FT : Inditex: Fashion FX

Inditex: Fashion FX What happens when a market darling in retailing, priced for its perfect future, disappoints? The stock gets crushed. Just ask Asos, whose profit warning last Thursday resulted in a 30 per cent share price drop. Inditex, Spain’s largest listed retailer and parent of fast fashion brand Zara, is also beloved. The list of holders reads like a who’s who of blue-chip investors. The shares rallied on Wednesday, after the company announced a drop in first-quarter net profit of 7 per cent. The results were better than feared. But this seems like a limp cause for cheer in a stock trading at an expensive 27 times forecast earnings. Fans of Inditex point to its consistent historical double-digit growth: 11 per cent in revenues and 14 per cent in net income (after minorities) on average a year between 2007 and 2013. But these numbers bury the fact that 2013 net income was flat even as sales rose. The company cites two factors for the drag: currencies and the high base effect of a stellar year in 2012. Inditex should be lauded for a good performance then, and currency impacts are also volatile, hard to forecast and tend to reverse. Investors may choose to forgive: Inditex has a centralised distribution model with a high proportion of costs in euros. This, after all, gives the company its fast fashion edge. But the currency issue may not be so easily dismissed.
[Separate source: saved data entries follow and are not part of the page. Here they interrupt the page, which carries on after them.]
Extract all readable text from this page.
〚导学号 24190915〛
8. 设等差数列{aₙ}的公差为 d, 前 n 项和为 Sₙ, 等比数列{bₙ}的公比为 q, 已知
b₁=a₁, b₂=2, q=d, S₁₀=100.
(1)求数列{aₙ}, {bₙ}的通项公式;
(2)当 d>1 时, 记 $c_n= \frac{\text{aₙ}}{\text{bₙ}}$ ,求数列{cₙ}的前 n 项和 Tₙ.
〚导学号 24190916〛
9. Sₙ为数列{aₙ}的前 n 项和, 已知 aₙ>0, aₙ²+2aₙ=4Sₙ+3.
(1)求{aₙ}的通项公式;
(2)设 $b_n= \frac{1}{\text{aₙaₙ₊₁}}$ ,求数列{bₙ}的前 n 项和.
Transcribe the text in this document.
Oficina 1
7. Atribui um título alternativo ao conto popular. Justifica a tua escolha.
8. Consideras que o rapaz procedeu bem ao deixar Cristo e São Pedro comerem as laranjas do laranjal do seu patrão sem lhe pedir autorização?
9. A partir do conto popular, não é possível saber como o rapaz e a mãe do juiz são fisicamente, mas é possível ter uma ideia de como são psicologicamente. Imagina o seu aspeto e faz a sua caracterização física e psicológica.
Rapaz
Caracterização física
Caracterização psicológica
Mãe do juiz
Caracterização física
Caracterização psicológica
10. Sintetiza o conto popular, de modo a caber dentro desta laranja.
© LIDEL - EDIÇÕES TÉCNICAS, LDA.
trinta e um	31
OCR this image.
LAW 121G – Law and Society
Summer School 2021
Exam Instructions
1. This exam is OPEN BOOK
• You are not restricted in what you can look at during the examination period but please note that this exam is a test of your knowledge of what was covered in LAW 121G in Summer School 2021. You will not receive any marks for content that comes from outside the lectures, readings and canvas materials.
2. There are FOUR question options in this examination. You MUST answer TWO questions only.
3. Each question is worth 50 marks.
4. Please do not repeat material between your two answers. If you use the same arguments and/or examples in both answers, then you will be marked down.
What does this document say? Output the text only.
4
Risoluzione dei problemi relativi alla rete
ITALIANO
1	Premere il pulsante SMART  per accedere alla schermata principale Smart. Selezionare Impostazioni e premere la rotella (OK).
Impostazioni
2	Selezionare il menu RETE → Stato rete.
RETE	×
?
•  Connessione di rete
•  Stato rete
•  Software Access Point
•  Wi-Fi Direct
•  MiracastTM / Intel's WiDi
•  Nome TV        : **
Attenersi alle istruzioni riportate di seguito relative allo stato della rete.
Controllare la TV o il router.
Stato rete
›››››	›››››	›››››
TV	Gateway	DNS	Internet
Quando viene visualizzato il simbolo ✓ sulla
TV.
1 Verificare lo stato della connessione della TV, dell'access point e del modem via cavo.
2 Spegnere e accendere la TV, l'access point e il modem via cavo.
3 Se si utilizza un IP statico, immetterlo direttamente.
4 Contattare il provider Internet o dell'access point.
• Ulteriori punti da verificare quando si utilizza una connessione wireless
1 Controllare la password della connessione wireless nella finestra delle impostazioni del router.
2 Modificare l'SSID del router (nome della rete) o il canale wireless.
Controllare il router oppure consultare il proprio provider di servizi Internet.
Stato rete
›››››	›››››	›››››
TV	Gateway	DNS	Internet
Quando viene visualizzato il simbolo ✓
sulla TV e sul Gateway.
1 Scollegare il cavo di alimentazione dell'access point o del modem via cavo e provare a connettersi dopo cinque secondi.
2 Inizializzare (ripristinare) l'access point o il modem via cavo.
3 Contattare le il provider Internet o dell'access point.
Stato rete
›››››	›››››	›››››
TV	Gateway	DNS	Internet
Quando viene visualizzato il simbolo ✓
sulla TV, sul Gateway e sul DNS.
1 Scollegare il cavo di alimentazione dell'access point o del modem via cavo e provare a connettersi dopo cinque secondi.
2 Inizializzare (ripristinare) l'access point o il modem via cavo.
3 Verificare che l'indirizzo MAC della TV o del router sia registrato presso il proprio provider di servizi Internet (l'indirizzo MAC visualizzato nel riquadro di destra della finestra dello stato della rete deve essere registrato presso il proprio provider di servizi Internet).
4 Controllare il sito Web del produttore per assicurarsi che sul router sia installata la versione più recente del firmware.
International expansion is part of the growth story – plenty of room to grow in markets where Inditex has an estimated 1 per cent market share – and exposure to emerging economies increases the appeal. But the forex complexities that attend such markets may make steady growth increasingly hard to deliver. Investors dislike uncertainty and tend not to pay highly for it. The stock may not derate like Asos. But even if profit growth returns, the ride may be about to get bumpier.